Excerpts from the Blackhawks Sexual Assault Investigation Report


The full 107-page report of the independent investigation into the Chicago Blackhawks’ 2010 sexual assault allegations was released on Tuesday.

It details meetings between video coach Brad Aldrich and a player identified as John Doe who sued the team earlier this year, alleging Aldrich sexually assaulted him. The report also reveals how and when team officials learned of the situation and their inaction.

Here are some excerpts from the report released by former federal prosecutor Reid Schar:

“John Doe stated, among other details, that on one occasion during the second week of May 2010, Aldrich invited him to his apartment, offered him dinner and drinks, told him he had the power to get John Doe on the Blackhawks roster, and turned on the pornography.”

“John Doe recalled that after hitting Aldrich, Aldrich got up, grabbed a miniature Cubs baseball bat from a shelf or window, and told John Doe that John Doe was not okay. nowhere. John Doe remembered sitting at this point and froze. John Doe recalled Aldrich saying words to the effect of: “If you don’t lie down and don’t don’t act like you like it, I’ll make sure you never play in the NHL or walk again.”

“On May 23, 2010, Blackhawks Senior Director of Hockey Administration Al MacIsaac was advised by a Blackhawks employee that there may have been a sexual relationship involving Aldrich and John Doe. MacIsaac dispatched mental skills coach and Blackhawks team advisor Jim Gary to speak with John Doe to gather details about what might have happened. John Doe remembers telling Gary the details of meeting Aldrich.

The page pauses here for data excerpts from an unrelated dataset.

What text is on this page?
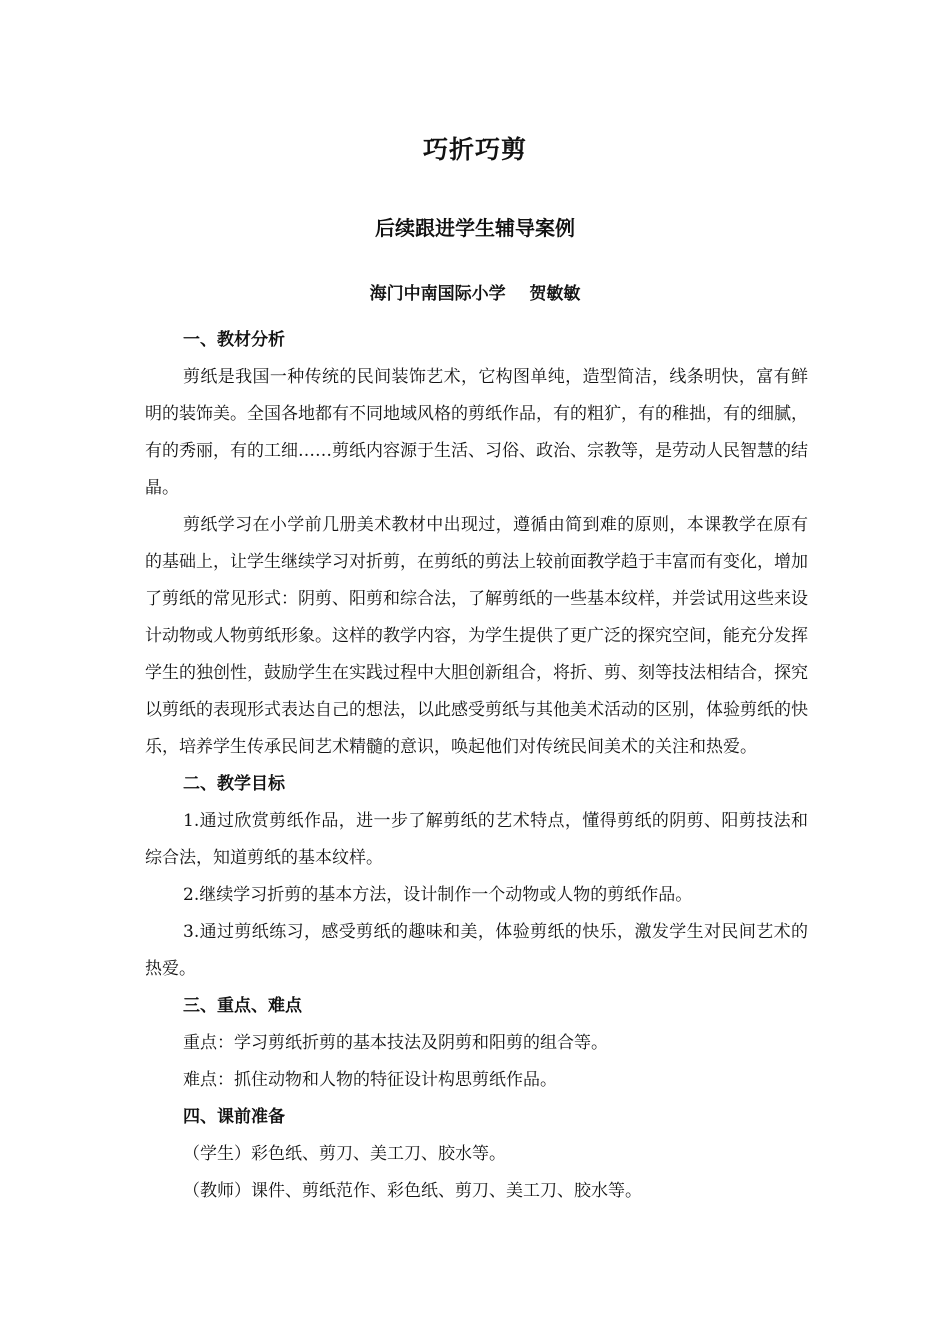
巧折巧剪
后续跟进学生辅导案例
海门中南国际小学    贺敏敏

一、教材分析

剪纸是我国一种传统的民间装饰艺术，它构图单纯，造型简洁，线条明快，富有鲜明的装饰美。全国各地都有不同地域风格的剪纸作品，有的粗犷，有的稚拙，有的细腻，有的秀丽，有的工细……剪纸内容源于生活、习俗、政治、宗教等，是劳动人民智慧的结晶。

剪纸学习在小学前几册美术教材中出现过，遵循由简到难的原则，本课教学在原有的基础上，让学生继续学习对折剪，在剪纸的剪法上较前面教学趋于丰富而有变化，增加了剪纸的常见形式：阴剪、阳剪和综合法，了解剪纸的一些基本纹样，并尝试用这些来设计动物或人物剪纸形象。这样的教学内容，为学生提供了更广泛的探究空间，能充分发挥学生的独创性，鼓励学生在实践过程中大胆创新组合，将折、剪、刻等技法相结合，探究以剪纸的表现形式表达自己的想法，以此感受剪纸与其他美术活动的区别，体验剪纸的快乐，培养学生传承民间艺术精髓的意识，唤起他们对传统民间美术的关注和热爱。

二、教学目标

1.通过欣赏剪纸作品，进一步了解剪纸的艺术特点，懂得剪纸的阴剪、阳剪技法和综合法，知道剪纸的基本纹样。

2.继续学习折剪的基本方法，设计制作一个动物或人物的剪纸作品。

3.通过剪纸练习，感受剪纸的趣味和美，体验剪纸的快乐，激发学生对民间艺术的热爱。

三、重点、难点

重点：学习剪纸折剪的基本技法及阴剪和阳剪的组合等。

难点：抓住动物和人物的特征设计构思剪纸作品。

四、课前准备

（学生）彩色纸、剪刀、美工刀、胶水等。

（教师）课件、剪纸范作、彩色纸、剪刀、美工刀、胶水等。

“Later on May 23, less than an hour after the Blackhawks won the playoff game that secured their place in the Stanley Cup Finals, five senior executives (then-president John McDonough, MacIsaac, general manager Stan Bowman, then Executive Vice President Jay Blunk, then Assistant General Manager Kevin Cheveldayoff), along with then-Head Coach Joel Quenneville and Gary, met to discuss what had been learned about Aldrich and John Doe. Accounts of the meeting vary widely and attendees had limited recollections of the details of the meeting. All attendees recalled being told that there had been an incident between Aldrich and John Doe involving a unwelcome sexual advance, but, for the most part, attendees said they only learned of the incident at a high level – that Aldrich, a trainer, tried to “go under the sheets” with John Doe , a player.’

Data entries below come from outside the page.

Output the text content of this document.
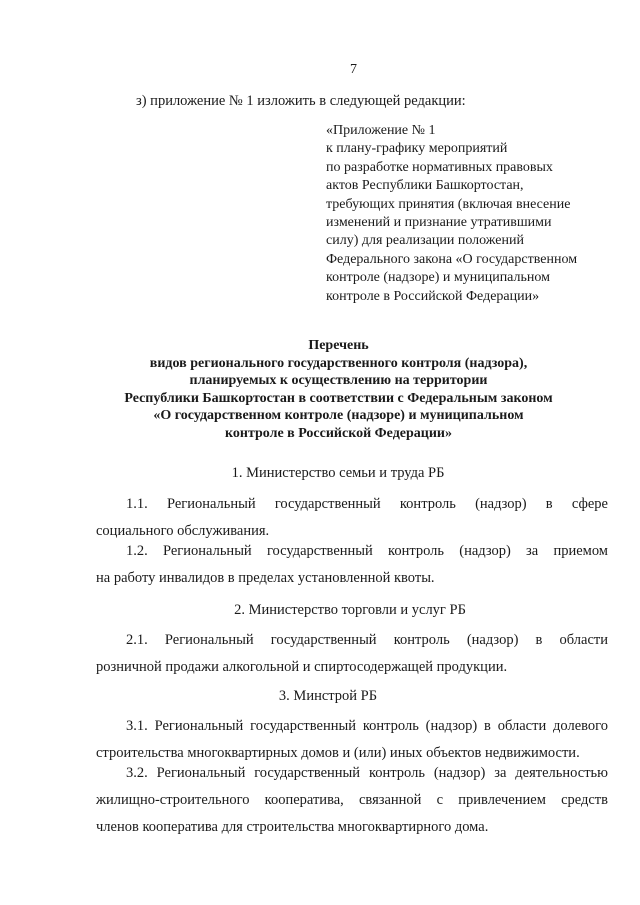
7
з) приложение № 1 изложить в следующей редакции:
«Приложение № 1
к плану-графику мероприятий
по разработке нормативных правовых
актов Республики Башкортостан,
требующих принятия (включая внесение
изменений и признание утратившими
силу) для реализации положений
Федерального закона «О государственном
контроле (надзоре) и муниципальном
контроле в Российской Федерации»
Перечень
видов регионального государственного контроля (надзора),
планируемых к осуществлению на территории
Республики Башкортостан в соответствии с Федеральным законом
«О государственном контроле (надзоре) и муниципальном
контроле в Российской Федерации»
1. Министерство семьи и труда РБ
1.1. Региональный государственный контроль (надзор) в сфере
социального обслуживания.
1.2. Региональный государственный контроль (надзор) за приемом
на работу инвалидов в пределах установленной квоты.
2. Министерство торговли и услуг РБ
2.1. Региональный государственный контроль (надзор) в области
розничной продажи алкогольной и спиртосодержащей продукции.
3. Минстрой РБ
3.1. Региональный государственный контроль (надзор) в области долевого
строительства многоквартирных домов и (или) иных объектов недвижимости.
3.2. Региональный государственный контроль (надзор) за деятельностью
жилищно-строительного кооператива, связанной с привлечением средств
членов кооператива для строительства многоквартирного дома.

“Bowman recalled that after learning of the incident, Quenneville shook his head and said it was difficult for the team to get to where they were and they couldn’t fix it now. “

“Bowman doesn’t recall anyone explicitly referring to the idea that the question should be asked before the playoffs. On the contrary, Bowman recalled the discussion about the need to know more about what happened. Bowman further recalled that he asked McDonough what McDonough wanted to do and McDonough replied that Bowman should leave it to McDonough. Bowman said that at the end of the meeting, Bowman thought the matter was in McDonough’s hands and that everyone should focus on the upcoming Stanley Cup Finals.

“Although there was a general failure to recall how the meeting ended, Bowman recalled a statement from McDonough, the most senior member of management in the room, that he would handle the situation.” Regardless of who was or was perceived to be responsible for handling the situation, Aldrich continued to travel and work with the team and participate in team activities throughout the playoffs. We found no evidence that any action was taken to resolve the issue before the end of the playoffs.